友恵の笑顔が嬉しすぎて、自分の頬に触れる指の感触が気持ちよすぎて、めまいがする。
しかし、虎徹は瞬間、弾かれたように立ち上がった。
「どうしたの?」
「悪い、友恵、ちょっと職員室に用事・・・」
 ぎこちなく笑いながら、虎徹は友恵から遠ざかり、職員室の方へ走り出した。
呆気に取られたような友恵が目の端に見えたが、虎徹は廊下を走り、そのまま中庭の方へ飛び出す。
 手がちりちりした。
今自分の瞳はブルーに輝いているだろう。
あたりを見回し、それからなにか傷みに耐えるようによろよろと真ん中へ進み出ると、耐えられないと言ったように身を震わす。
虎徹は自分の身体を抱きしめて、中庭の栃の木の前に蹲った。







 その日の放課後、一緒に帰りましょうと言う友恵を振り切って、虎徹はアントニオの居る町へ向かう。
携帯で連絡すると、すぐにつかまったので、ヒスパニック系の町でも一番ジャパニーズエリアに近い場所にある公園で待ち合わせをした。
大きな砂場に象の形をした滑り台のある、小さな公園のベンチで適当に座って待っていると、なんだか慌てたような虎徹が、小走りでやってくるのが見えた。

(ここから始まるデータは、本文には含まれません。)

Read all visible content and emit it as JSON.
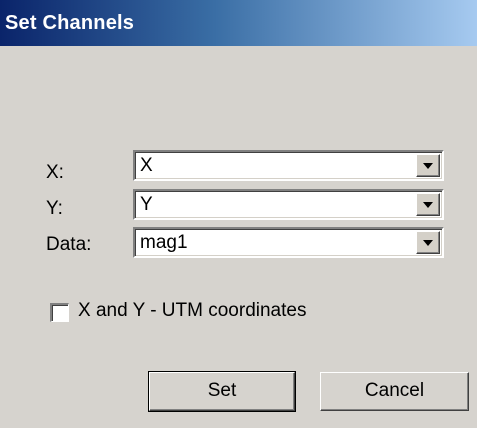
{
  "window": {
    "title": "Set Channels"
  },
  "fields": [
    {
      "label": "X:",
      "value": "X"
    },
    {
      "label": "Y:",
      "value": "Y"
    },
    {
      "label": "Data:",
      "value": "mag1"
    }
  ],
  "checkbox": {
    "label": "X and Y - UTM coordinates",
    "checked": false
  },
  "buttons": {
    "set_label": "Set",
    "cancel_label": "Cancel"
  },
  "icons": {
    "dropdown": "chevron-down-icon"
  },
  "colors": {
    "dialog_bg": "#d6d3ce",
    "title_start": "#0a246a",
    "title_end": "#a6caf0"
  }
}
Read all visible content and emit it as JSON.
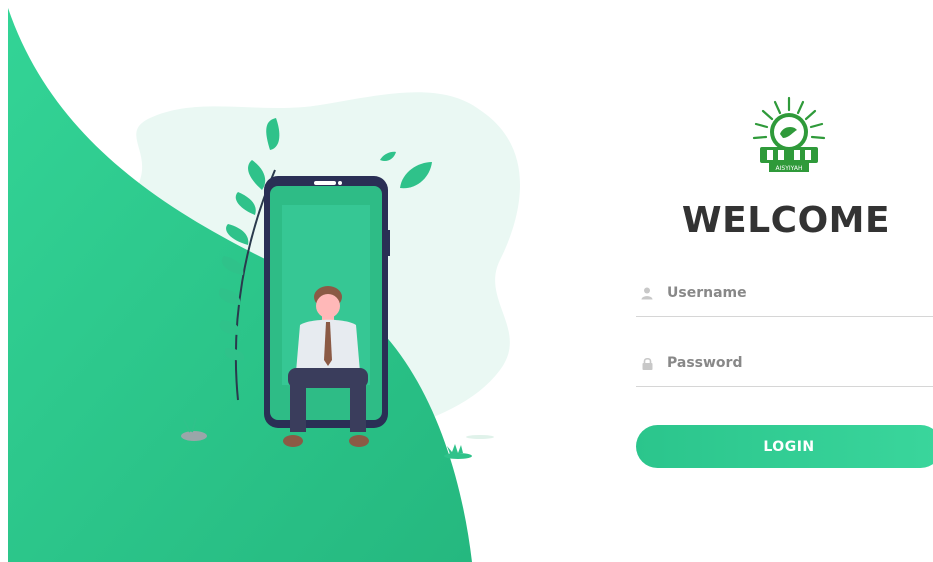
{
  "brand": {
    "logo_icon": "aisyiyah-logo-icon",
    "logo_text": "AISYIYAH",
    "accent": "#2bc58c"
  },
  "form": {
    "title": "WELCOME",
    "username": {
      "placeholder": "Username",
      "value": "",
      "icon": "user-icon"
    },
    "password": {
      "placeholder": "Password",
      "value": "",
      "icon": "lock-icon"
    },
    "login_label": "LOGIN"
  }
}
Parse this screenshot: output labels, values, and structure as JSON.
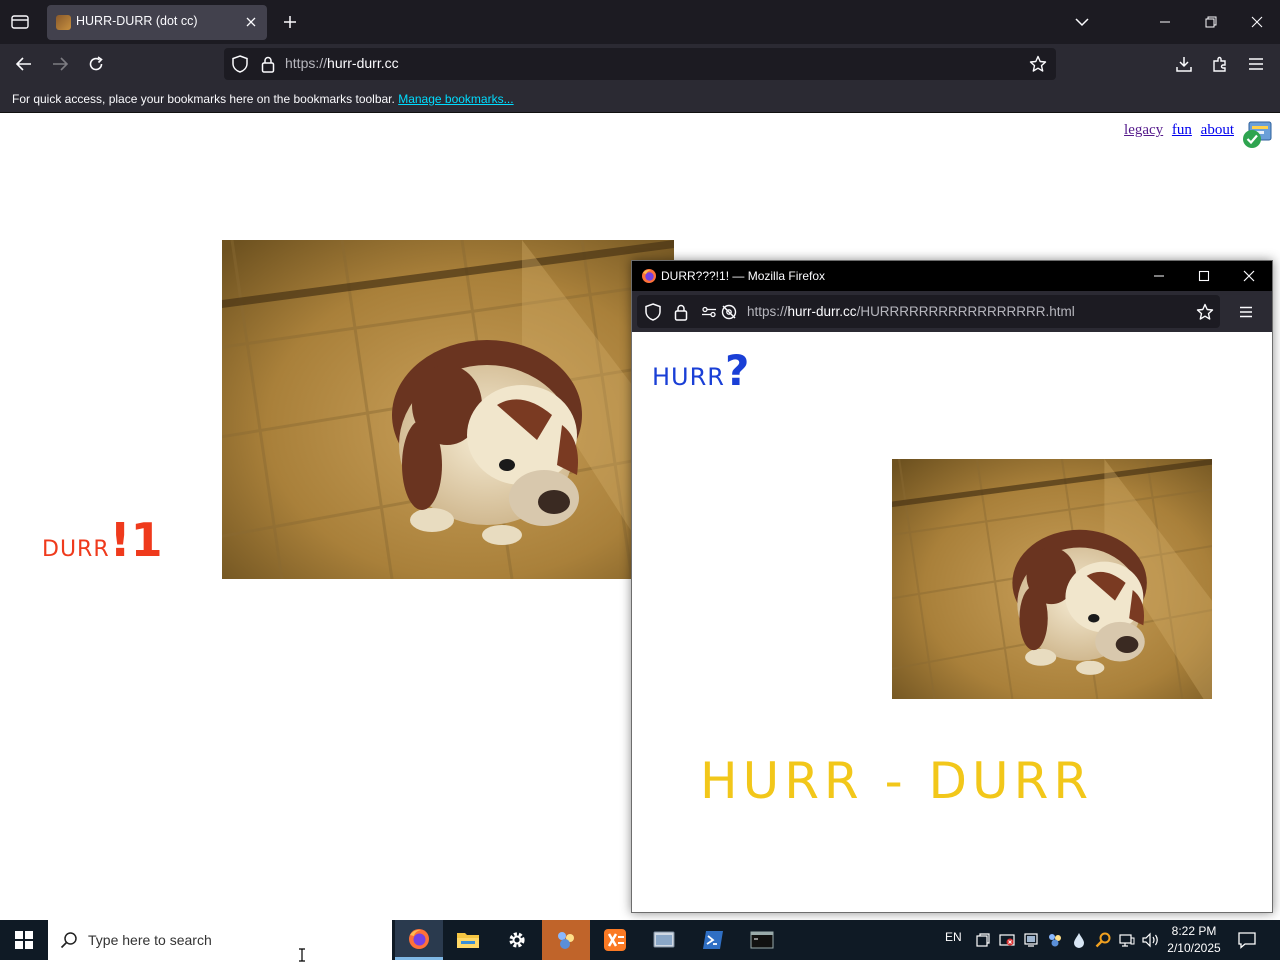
{
  "browser": {
    "tab_title": "HURR-DURR (dot cc)",
    "url_scheme": "https://",
    "url_host": "hurr-durr.cc",
    "bookmarks_hint": "For quick access, place your bookmarks here on the bookmarks toolbar.",
    "bookmarks_link": "Manage bookmarks..."
  },
  "page": {
    "links": {
      "legacy": "legacy",
      "fun": "fun",
      "about": "about"
    },
    "durr_small": "DURR",
    "durr_big": "!1"
  },
  "popup": {
    "title": "DURR???!1! — Mozilla Firefox",
    "url_scheme": "https://",
    "url_host": "hurr-durr.cc",
    "url_path": "/HURRRRRRRRRRRRRRRRR.html",
    "hurr_small": "HURR",
    "hurr_big": "?",
    "banner": "HURR - DURR"
  },
  "taskbar": {
    "search_placeholder": "Type here to search",
    "language": "EN",
    "time": "8:22 PM",
    "date": "2/10/2025"
  },
  "colors": {
    "durr": "#ef3a1c",
    "hurr": "#1a3fd6",
    "banner": "#f2c71a",
    "link_visited": "#551a8b",
    "link": "#0000ee"
  }
}
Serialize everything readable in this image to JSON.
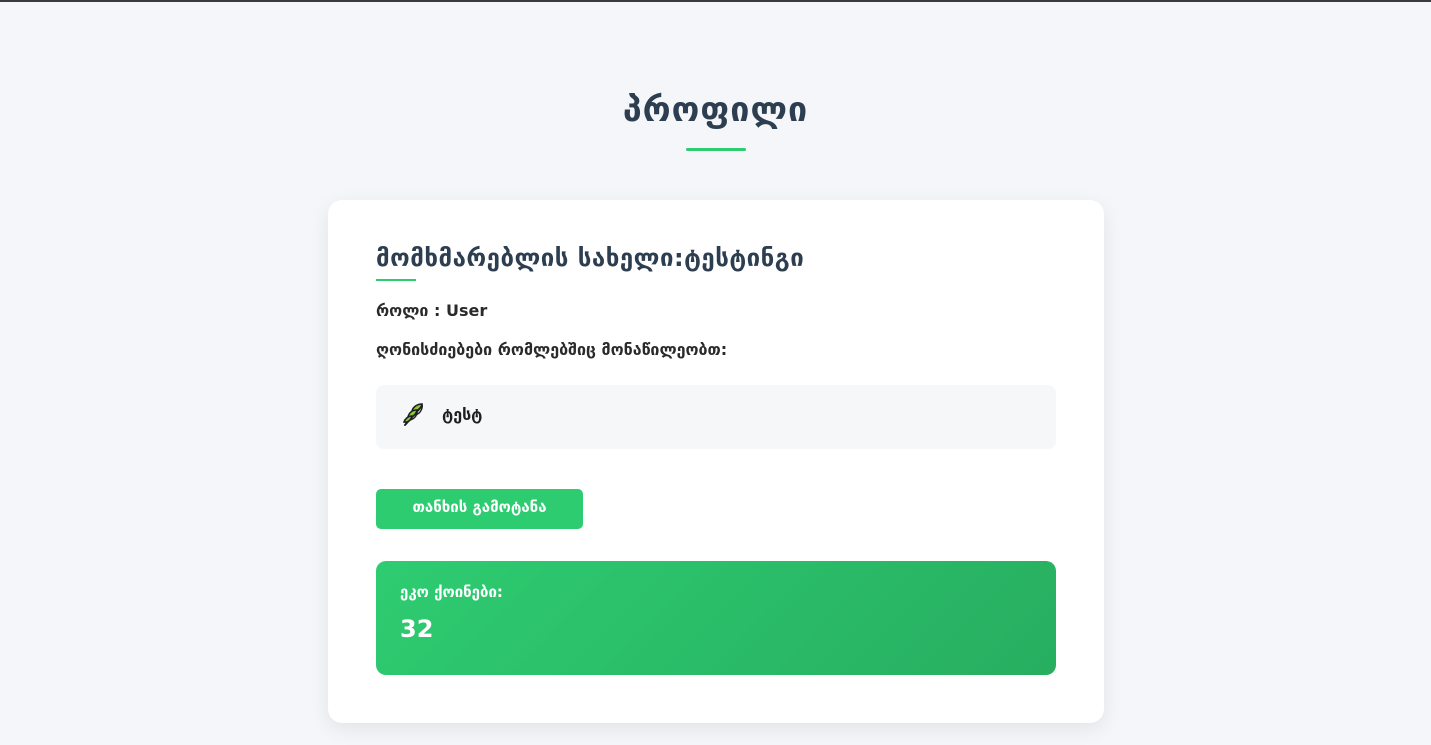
{
  "page": {
    "title": "პროფილი"
  },
  "profile": {
    "username_text": "მომხმარებლის სახელი:ტესტინგი",
    "role_text": "როლი : User",
    "events_heading": "ღონისძიებები რომლებშიც მონაწილეობთ:",
    "events": [
      {
        "label": "ტესტ",
        "icon": "leaf-icon"
      }
    ],
    "leave_button_label": "თანხის გამოტანა",
    "eco_points_label": "ეკო ქოინები:",
    "eco_points_value": "32"
  },
  "colors": {
    "accent": "#2ecc71",
    "accent_dark": "#27ae60",
    "heading": "#2c3e50",
    "background": "#f4f6f9"
  }
}
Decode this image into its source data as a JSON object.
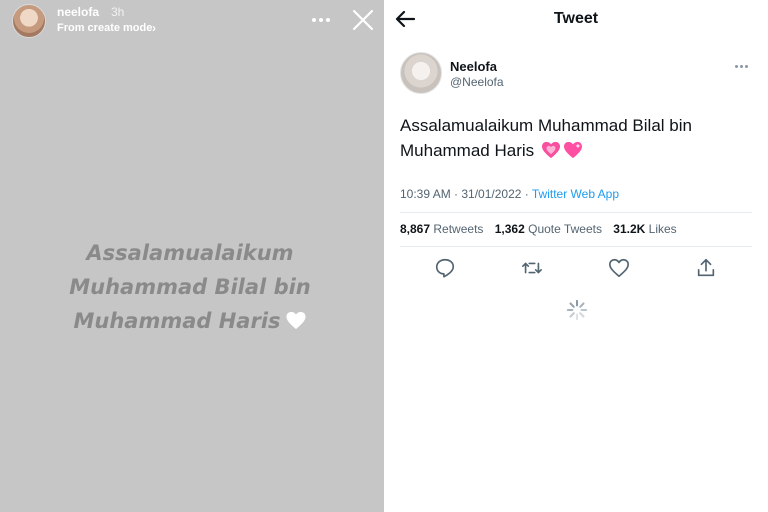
{
  "story": {
    "username": "neelofa",
    "time_ago": "3h",
    "mode_label": "From create mode",
    "text": "Assalamualaikum Muhammad Bilal bin Muhammad Haris",
    "icons": {
      "more": "more-horizontal-icon",
      "close": "close-icon",
      "heart": "white-heart-emoji",
      "chevron": "chevron-right-icon"
    }
  },
  "tweet_view": {
    "title": "Tweet",
    "author": {
      "name": "Neelofa",
      "handle": "@Neelofa"
    },
    "text": "Assalamualaikum Muhammad Bilal bin Muhammad Haris",
    "time": "10:39 AM · 31/01/2022 · ",
    "source": "Twitter Web App",
    "stats": {
      "retweets_count": "8,867",
      "retweets_label": "Retweets",
      "quotes_count": "1,362",
      "quotes_label": "Quote Tweets",
      "likes_count": "31.2K",
      "likes_label": "Likes"
    },
    "icons": [
      "reply-icon",
      "retweet-icon",
      "like-icon",
      "share-icon"
    ],
    "colors": {
      "accent": "#1d9bf0",
      "muted": "#536471",
      "story_bg": "#c6c6c6",
      "story_text": "#8a8a8a"
    }
  }
}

アントニオが右手をあげてここだというと、すぐに見つけて駆け寄ってきた。
「ヤバいことになった」
 普段あまり弱音も愚痴も吐かない虎徹が、ベンチに座っているアントニオに唐突にそう言った。
「なにが」
 と聞くと、「友恵に惚れすぎてヤバい」と言い出したので、惚気なのかとアントニオは一瞬なんと返答していいのか解らなくなった。
「あー・・・、そりゃいいな。 うん、羨ましいよ」
「そうじゃねえよ」
 虎徹はがりがりと頭を掻き毟って、それからため息をついた。
「最初はあいつとヒーローについて話すのが楽しかった。 毎日飽きもせずにヒーローの話が出来る。 それも嬉しかったけど、俺みたいなN.E.X.Tを怖がらないで普通に接してくれる女が初めてだったってのもある。 気がついたら、俺は毎日友恵のことを考えてる。 しかしそれがヤバイ」
「どうしてだ。 いいじゃないか」
 全くなにがヤバイのか。
こちとら全然そんな浮いた話のひとつもねえよと、アントニオは少し悔しく思った。
が。
「・・・・パワーの制御が甘くなってる」
「・・・・な!」
「どうも友恵のせいらしい」
「マジか」
 アントニオは虎徹に向き直った。
「お前の能力マジやべえぞ。 それなんとかできねえのか」
「なんともならん。 ていうかさ、アントン、こういう気持ちってどうすればいいんだ? 忘れるとか可能なわけ? なんかもうそう考えただけでなんかやりそうなんだけど」
「笑えねえよ、てめー、俺はもうお前の後始末はゴメンだからな。 被害半端ねえんだよ」
「わーってるよ」
 虎徹がいらいらと言う。
「しかし、幸運なことにもうすぐ夏休みだ。 この期に及んでハイスクールクラッシャーにだけはなりたくない」
「俺はお前の高校がぶっこわれる分には全然構わないんだが」
「それが親友に言うことか」
 それから虎徹はアントニオに言った。
「しかし、もう頼れる相手はお前しかいない。 もし何かあったら、頼む」
「・・・・・・・・・・・・・・・・」
 アントニオはなんといっていいのか解らず沈黙する。
暫くして、ベンチから立ち上がると、虎徹の肩に手を置く。
アントニオからすると、虎徹はとても小柄で華奢な男だ。
しかし、油断してはならない。
この男は、正体不明のパワー系N.E.X.Tなのだ。
「何かあったらって、例えばなんだ」
「また暴走するかもしれない。 そしたら、力づくでいいから、殴ってでも止めてくれ」
「殴っていいんだな」
「ああ」
 虎徹は真摯に言った。
「悪いとは思うが、今年の夏は、時間が許す限り俺に付き合ってくれないか。 頼むから傍にいてくれ」
「・・・・・・・・・」
 アントニオは、親友のとんでもない要求に、一瞬言葉を詰まらせたがゆっくりと頷いた。